Notable evaluation benchmarks

The Importance of Being Statistically Earnest: A Critical Re-evaluation of GSM-Symbolic

Dominika Agnieszka Długosz, Arlindo Oliveira, Natalia Díaz Rodríguez

Published
May 27, 2026 — 16:25 UTC

Problem
This preprint addresses the conclusions drawn by Mirzadeh et al. (2025) regarding the GSM-Symbolic benchmark, which reported significant performance drops in 25 Large Language Models (LLMs) when evaluated on template-generated variants of GSM8K problems. The original authors posited that these drops indicated a lack of genuine reasoning capabilities in LLMs. Długosz et al. argue that this conclusion is based on flawed statistical analysis, highlighting the need for a more rigorous evaluation of LLM performance on these tasks.

Method
The authors re-evaluate 20 open-weight models using Generalised Linear Mixed Models (GLMMs) with per-question random effects to account for variability in performance across different problem instances. This approach allows for a more nuanced understanding of model behavior by controlling for individual question characteristics. They also identify a significant distributional shift in the GSM-Symbolic dataset, specifically regarding the prevalence of larger integers in problem texts compared to the GSM-Base dataset, quantified using the Kolmogorov-Smirnov (K-S) statistic (K-S = 0.12, p < 0.001). By controlling for this “large number effect,” the authors find that it accounts for significance in approximately half of the remaining performance cases. The analysis reveals distinct failure profiles for models that exhibit statistically significant performance changes, including issues with variable binding, arithmetic capabilities, and dual-task interference.

Results
The re-evaluation indicates that only 50% of the models show statistically significant performance changes when the original prompt format is used, challenging the blanket assertions made by the original GSM-Symbolic authors.
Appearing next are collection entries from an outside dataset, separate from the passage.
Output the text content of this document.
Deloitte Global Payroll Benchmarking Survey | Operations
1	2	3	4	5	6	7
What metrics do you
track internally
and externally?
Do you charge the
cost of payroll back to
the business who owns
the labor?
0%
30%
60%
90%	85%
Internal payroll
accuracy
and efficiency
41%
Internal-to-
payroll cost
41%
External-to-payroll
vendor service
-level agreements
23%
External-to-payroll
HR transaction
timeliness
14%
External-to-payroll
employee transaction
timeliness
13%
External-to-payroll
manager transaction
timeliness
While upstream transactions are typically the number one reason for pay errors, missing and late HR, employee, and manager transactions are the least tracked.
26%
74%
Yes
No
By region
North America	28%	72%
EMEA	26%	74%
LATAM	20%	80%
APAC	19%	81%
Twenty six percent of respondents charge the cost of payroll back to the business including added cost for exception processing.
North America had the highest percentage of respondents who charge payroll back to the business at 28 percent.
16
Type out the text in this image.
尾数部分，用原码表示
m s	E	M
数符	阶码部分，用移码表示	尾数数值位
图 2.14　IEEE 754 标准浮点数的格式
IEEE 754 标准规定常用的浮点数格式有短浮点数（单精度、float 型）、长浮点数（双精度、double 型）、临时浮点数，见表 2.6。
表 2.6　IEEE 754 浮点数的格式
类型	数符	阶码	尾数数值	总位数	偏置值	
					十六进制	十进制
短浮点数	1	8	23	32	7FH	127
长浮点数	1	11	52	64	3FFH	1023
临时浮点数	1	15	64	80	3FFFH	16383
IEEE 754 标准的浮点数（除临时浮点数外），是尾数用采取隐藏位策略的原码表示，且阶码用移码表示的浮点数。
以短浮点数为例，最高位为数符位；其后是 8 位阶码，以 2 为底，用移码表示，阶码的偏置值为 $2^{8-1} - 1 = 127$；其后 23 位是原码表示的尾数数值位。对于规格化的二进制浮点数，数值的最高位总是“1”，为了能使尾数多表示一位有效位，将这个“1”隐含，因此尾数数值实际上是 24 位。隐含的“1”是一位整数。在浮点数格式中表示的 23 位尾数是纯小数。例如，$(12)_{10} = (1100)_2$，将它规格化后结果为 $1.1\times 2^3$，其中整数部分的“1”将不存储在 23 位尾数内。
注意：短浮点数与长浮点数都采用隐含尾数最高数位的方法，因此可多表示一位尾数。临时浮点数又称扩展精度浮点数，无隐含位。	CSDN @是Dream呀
The identification of the large number effect as a confounding variable suggests that the performance drops may not be as severe as previously reported. The authors provide detailed performance metrics for the models, although specific numerical results against named baselines are not disclosed in the abstract. The findings suggest that the reasoning capabilities of LLMs are more nuanced than previously claimed, with model-specific failure modes that require targeted interventions.

Limitations
The authors acknowledge that their analysis is limited to 20 open-weight models and does not encompass the entire landscape of LLMs. Additionally, while they identify the large number effect as a significant factor, other potential confounding variables may still exist. The study’s reliance on GLMMs, while robust, may not capture all aspects of model performance variability. Furthermore, the implications of their findings on the broader understanding of LLM reasoning capabilities remain to be fully explored.

Why it matters
This work has significant implications for the evaluation of LLMs, particularly in the context of reasoning tasks. By challenging the conclusions drawn from the GSM-Symbolic benchmark, the authors advocate for more rigorous statistical methodologies in assessing model performance. Their findings suggest that previous claims regarding LLM reasoning capabilities may be overstated, emphasizing the need for a more granular understanding of model behavior. This re-evaluation could influence future research directions, prompting a reconsideration of how reasoning is measured and interpreted in LLMs.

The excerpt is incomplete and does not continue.